La vita dei bambini al nido è ricca, anzi ricchissima di eventi: ogni bambino, ogni giorno, vive momenti importanti della propria crescita assieme agli altri. I momenti importanti non sono solo le prime parole o i primi passi, ma anche altri, apparentemente meno centrali, come allungare una mano e riuscire a prendere un oggetto, provare ad aiutare un altro bambino a infilare il calzino dopo la nanna, servirsi l’insalata da solo con le pinze o osservare un lombrico che scava la terra, accanto ad altri bambini. Ogni situazione in cui il bambino prova, agisce, osserva, esprime, esplora e scopre gli oggetti, gli spazi e le persone che sono con lui, sperimentando al contempo le sue nuove potenzialità, può essere un evento di crescita.

È compito del nido trasmettere tali eventi ai genitori dei bambini, per creare continuità tra nido e casa, per coinvolgere il genitore che non ha potuto essere presente in quelle occasioni e per diffondere una cultura dell’infanzia che sappia dare importanza ai piccoli gesti, agli sguardi, alle azioni dei bambini, guardando contemporaneamente dietro lo specchio, al significato di tali gesti, sguardi e azioni. I bambini fanno piccole cose che hanno un grande significato, sta a noi riconoscerlo.

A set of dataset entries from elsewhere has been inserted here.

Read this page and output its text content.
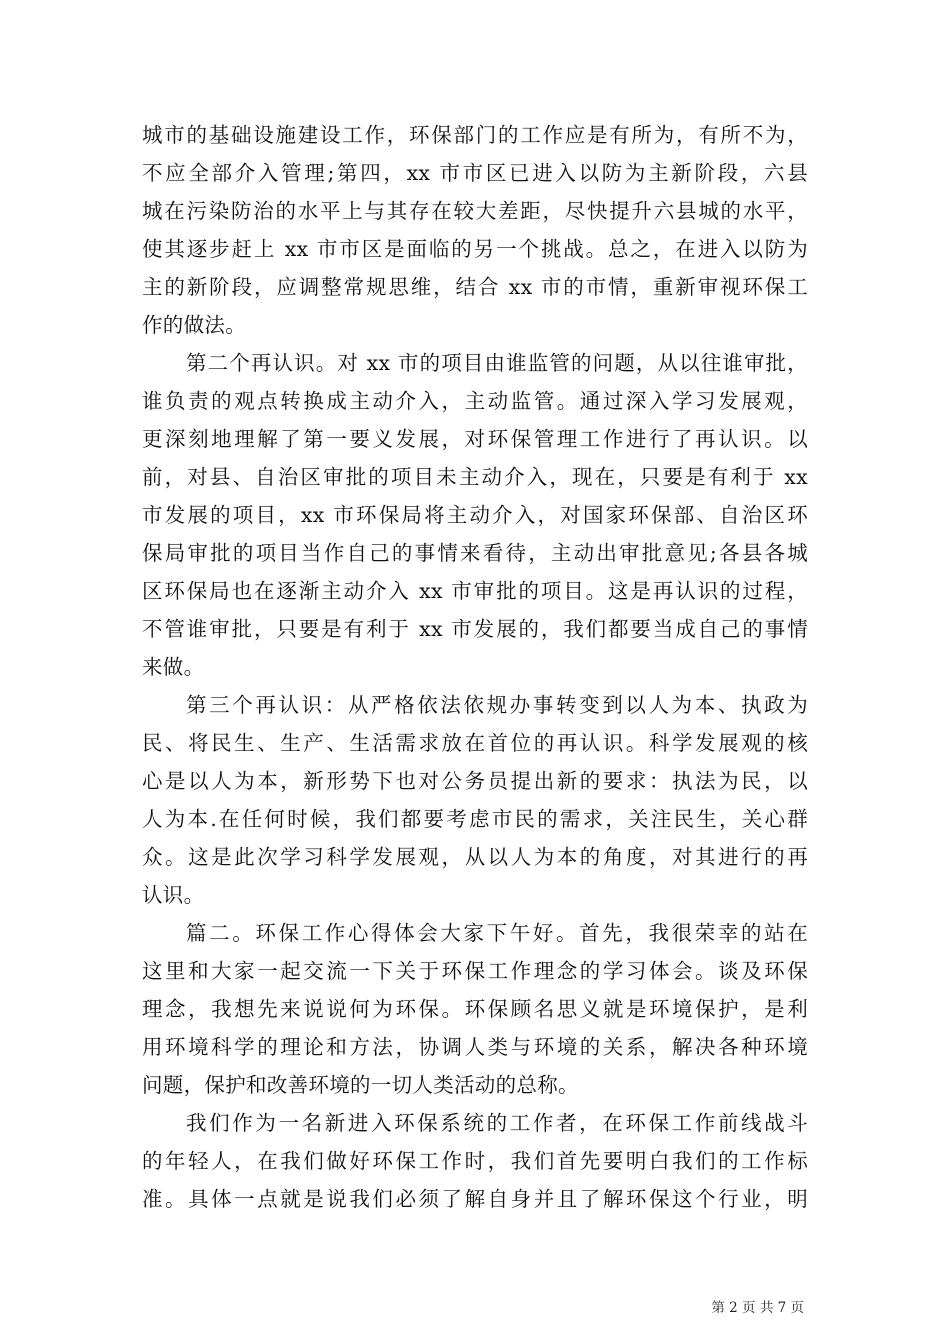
城市的基础设施建设工作，环保部门的工作应是有所为，有所不为，
不应全部介入管理;第四，xx 市市区已进入以防为主新阶段，六县
城在污染防治的水平上与其存在较大差距，尽快提升六县城的水平，
使其逐步赶上 xx 市市区是面临的另一个挑战。总之，在进入以防为
主的新阶段，应调整常规思维，结合 xx 市的市情，重新审视环保工
作的做法。
第二个再认识。对 xx 市的项目由谁监管的问题，从以往谁审批，
谁负责的观点转换成主动介入，主动监管。通过深入学习发展观，
更深刻地理解了第一要义发展，对环保管理工作进行了再认识。以
前，对县、自治区审批的项目未主动介入，现在，只要是有利于 xx
市发展的项目，xx 市环保局将主动介入，对国家环保部、自治区环
保局审批的项目当作自己的事情来看待，主动出审批意见;各县各城
区环保局也在逐渐主动介入 xx 市审批的项目。这是再认识的过程，
不管谁审批，只要是有利于 xx 市发展的，我们都要当成自己的事情
来做。
第三个再认识：从严格依法依规办事转变到以人为本、执政为
民、将民生、生产、生活需求放在首位的再认识。科学发展观的核
心是以人为本，新形势下也对公务员提出新的要求：执法为民，以
人为本.在任何时候，我们都要考虑市民的需求，关注民生，关心群
众。这是此次学习科学发展观，从以人为本的角度，对其进行的再
认识。
篇二。环保工作心得体会大家下午好。首先，我很荣幸的站在
这里和大家一起交流一下关于环保工作理念的学习体会。谈及环保
理念，我想先来说说何为环保。环保顾名思义就是环境保护，是利
用环境科学的理论和方法，协调人类与环境的关系，解决各种环境
问题，保护和改善环境的一切人类活动的总称。
我们作为一名新进入环保系统的工作者，在环保工作前线战斗
的年轻人，在我们做好环保工作时，我们首先要明白我们的工作标
准。具体一点就是说我们必须了解自身并且了解环保这个行业，明
第 2 页 共 7 页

È sempre Cartier-Bresson a dire: “In fotografia le cose più piccole possono diventare un grande soggetto. Un minimo dettaglio umano può diventare un leitmotiv.”  Potremmo sostituire la parola “educazione” a “fotografia” e questa affermazione rimarrebbe vera.

 

Gli eventi del nido non possono essere raccontati tutti a parole al momento del ricongiungimento o in un diario, perché le parole non sempre riescono a tradurre la realtà. Il linguaggio della fotografia spesso riesce a trasmettere più efficacemente non solo l’evento, ma il suo significato, perché la fotografia parla anche per mezzo del vissuto dell’educatrice/fotografa. In questo senso fotografare è porre sulla stessa linea di mira la mente, gli occhi e il cuore.

La mente

Perché per fotografare un evento significativo in ambito educativo occorre conoscere profondamente lo sviluppo infantile in generale, avere chiaro lo sviluppo di quei bambini in particolare, saper preparare il contesto nel quale quei bambini potrebbero introdurre gesti, sguardi e azioni nella loro zona prossimale di sviluppo, e infine aver elaborato un progetto educativo per loro.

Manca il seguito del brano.